Introduction
Huntsman Cancer Institute (HCI) of the University of Utah is the
official Cancer Center of Utah. HCI serves as the only and most proximal
National Cancer Institute-designated Cancer Center for much of the vast
Mountain West region (Utah, Idaho, Montana, Nevada, and Wyoming), which
encompasses 17% of the landmass of the continental United States. HCI
provides patient and prevention education from three community clinics
in the surrounding area, and six affiliate hospitals in neighboring
states1. With a long history of germline genetics
research, HCI maintains a large amount of variant data.
While storing variant data can be a simple matter, keeping that stored
collection up-to-date is not. Mutation nomenclature versioning,
reference sequences, and scientific discovery all contribute to the
ever-changing nature of variant data. One fairly representative example
can be seen in the evolving nature of the ARSA variants. A number
of these variants are disease-causing and can lead to Metachromatic
Leukodystrophy (MLD). A study by Cesani, et al. in 2015 focused on an
updated recommendation in mutation nomenclature guidelines to ascribe
the A of the first ATG translational initiation codon as nucleotide +1.
They found that most ARSA variants had been reported before this
recommendation was made and were described based on the processed mature
protein, which differs from the translated protein in six nucleotides at
the 5′-terminus of the cDNA sequence and two amino acids at the
N-terminus. One example they cited was that the common autosomal
dominant-causing variant that had been historically referred to as
1277C>T (Pro426Leu), should be named c.1283C>T
(p.Pro428Leu) 2. This is one of the thousands of
instances that highlight the arduous burden of keeping variant data
current.
One popular software tool to support research on variant data is the
Leiden Open Variation Database (LOVD) 3. The database
was initially created in 2004, with LOVD 2.0 being released in 2007 and
the current 3.0 version being released in 2012. This service provides
local access to an immense amount of gene/disease annotations with the
data all linked to a centralized online LOVD database. While local
records can be added using submission templates, there is limited
flexibility for custom columns, no support for merging records, no
synonymous HGVS record detection, and limited history tracking of edits
made to the data.
There are also a growing number of public genetic variant databases,
which include insightful annotations.ClinVar 4,
ClinGen 5, dbSNP 6,
dbVar 7, HGMD 8,
gnomAD 9, CIViC 10,OMIM 11, and COSMIC 12all fill particular niches in the field of medical genetics and have
independent funding and partnerships. There have also been REST-based
tools created to provide mapping services across the different
identifiers used by these databases. The ClinGen Allele
Registry 13 andMyVariant.info 14 are two predominant tools that
offer this service. These tools allow interested parties to query the
“current” knowledge about a particular variant and benefit from
synonym detection and a rich result drawn from across the several
databases. These public services are widely used by the research
community but are single-query based and not designed for the
longitudinal maintenance of local variant collections.
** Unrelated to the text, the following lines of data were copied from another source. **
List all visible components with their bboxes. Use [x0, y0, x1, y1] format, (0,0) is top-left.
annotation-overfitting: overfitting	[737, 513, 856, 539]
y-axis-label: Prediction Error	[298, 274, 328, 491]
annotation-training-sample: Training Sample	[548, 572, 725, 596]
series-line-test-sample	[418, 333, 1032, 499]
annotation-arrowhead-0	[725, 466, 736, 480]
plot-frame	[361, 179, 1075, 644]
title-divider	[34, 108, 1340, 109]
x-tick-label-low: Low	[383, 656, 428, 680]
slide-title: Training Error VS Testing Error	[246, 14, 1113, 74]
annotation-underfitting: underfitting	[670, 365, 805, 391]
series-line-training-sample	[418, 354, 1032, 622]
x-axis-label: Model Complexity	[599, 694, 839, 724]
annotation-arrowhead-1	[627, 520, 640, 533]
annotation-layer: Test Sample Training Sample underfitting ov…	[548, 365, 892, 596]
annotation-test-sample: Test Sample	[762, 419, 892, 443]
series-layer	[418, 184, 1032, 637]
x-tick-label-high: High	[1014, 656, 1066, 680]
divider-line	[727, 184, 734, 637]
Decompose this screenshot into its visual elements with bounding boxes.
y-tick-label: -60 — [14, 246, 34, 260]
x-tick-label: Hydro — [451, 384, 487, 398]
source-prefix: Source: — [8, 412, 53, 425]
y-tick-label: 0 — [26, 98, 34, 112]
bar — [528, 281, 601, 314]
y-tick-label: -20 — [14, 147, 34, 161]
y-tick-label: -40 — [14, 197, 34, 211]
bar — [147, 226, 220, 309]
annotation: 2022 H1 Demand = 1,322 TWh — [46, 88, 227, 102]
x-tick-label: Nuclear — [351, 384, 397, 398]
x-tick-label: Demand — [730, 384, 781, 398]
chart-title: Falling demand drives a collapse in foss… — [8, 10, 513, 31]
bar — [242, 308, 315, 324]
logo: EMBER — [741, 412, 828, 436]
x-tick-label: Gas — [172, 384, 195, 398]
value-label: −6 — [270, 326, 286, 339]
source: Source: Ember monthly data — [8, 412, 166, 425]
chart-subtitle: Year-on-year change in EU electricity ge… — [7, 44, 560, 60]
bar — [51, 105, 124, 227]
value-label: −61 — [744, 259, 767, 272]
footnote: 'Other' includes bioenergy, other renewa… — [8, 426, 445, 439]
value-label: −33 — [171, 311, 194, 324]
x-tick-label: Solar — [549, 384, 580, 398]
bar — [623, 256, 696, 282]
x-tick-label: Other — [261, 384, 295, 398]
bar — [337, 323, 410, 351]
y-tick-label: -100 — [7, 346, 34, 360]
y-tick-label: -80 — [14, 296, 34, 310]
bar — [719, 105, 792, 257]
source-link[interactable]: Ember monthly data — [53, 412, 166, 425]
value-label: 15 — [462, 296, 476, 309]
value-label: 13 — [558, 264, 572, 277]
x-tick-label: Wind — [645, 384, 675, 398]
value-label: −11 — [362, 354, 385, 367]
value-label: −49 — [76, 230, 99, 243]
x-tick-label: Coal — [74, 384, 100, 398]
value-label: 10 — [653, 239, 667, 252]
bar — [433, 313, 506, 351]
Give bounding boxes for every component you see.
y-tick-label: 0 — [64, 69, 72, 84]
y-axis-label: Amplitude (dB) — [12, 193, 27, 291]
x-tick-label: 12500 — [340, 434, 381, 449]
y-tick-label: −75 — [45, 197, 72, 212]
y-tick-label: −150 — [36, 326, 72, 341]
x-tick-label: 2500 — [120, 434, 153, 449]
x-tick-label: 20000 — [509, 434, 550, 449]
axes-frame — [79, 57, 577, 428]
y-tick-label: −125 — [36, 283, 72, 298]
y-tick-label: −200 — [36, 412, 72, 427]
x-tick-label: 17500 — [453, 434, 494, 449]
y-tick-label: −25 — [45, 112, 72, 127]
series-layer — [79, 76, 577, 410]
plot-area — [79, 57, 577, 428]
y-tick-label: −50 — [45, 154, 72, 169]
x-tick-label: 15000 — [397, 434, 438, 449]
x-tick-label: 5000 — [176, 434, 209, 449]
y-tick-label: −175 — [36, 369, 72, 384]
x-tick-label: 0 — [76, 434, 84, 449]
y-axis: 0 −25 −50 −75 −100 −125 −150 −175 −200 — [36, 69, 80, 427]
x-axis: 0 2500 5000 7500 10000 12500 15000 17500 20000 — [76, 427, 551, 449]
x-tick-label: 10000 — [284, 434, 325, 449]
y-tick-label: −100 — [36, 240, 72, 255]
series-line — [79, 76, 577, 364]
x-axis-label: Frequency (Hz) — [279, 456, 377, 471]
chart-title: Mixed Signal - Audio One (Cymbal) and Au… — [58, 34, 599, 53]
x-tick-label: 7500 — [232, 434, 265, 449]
The Variation Representation Specification (VRS) is being developed by
the Global Alliance for Genomics and Health (GA4GH)15.
Currently in its second major version, 1.1, VRS makes several
contributions: a terminology and information model that ensures the
precise computational definitions for biological concepts in fields,
semantics, objects, and object relationships; a machine-readable schema
to enable language-agnostic tests for ensuring compliance to the
information models; various conventions that promote reliable data
sharing, such as fully justified allele normalization; globally unique
computed identifiers that allow data providers and consumers to
computationally generate consistent, globally unique identifiers for
variation without a central authority; and a python implementation that
demonstrates the proper implementation of the specification and
facilitates the translation of existing variant representations into
VRS. The addition of VRS identifiers to any variant collection will
prove to be critical as the variant community moves toward a more
computationally stringent system of linking variant knowledge and
exchanging variant data across institutions.
This study had two main objectives. The first was to analyze the HCI
variant dictionary and discover trends that might indicate needs not
currently filled. The second was to create an open-source and
institution-agnostic tool to address these needs and otherwise
facilitate the management of variant collections.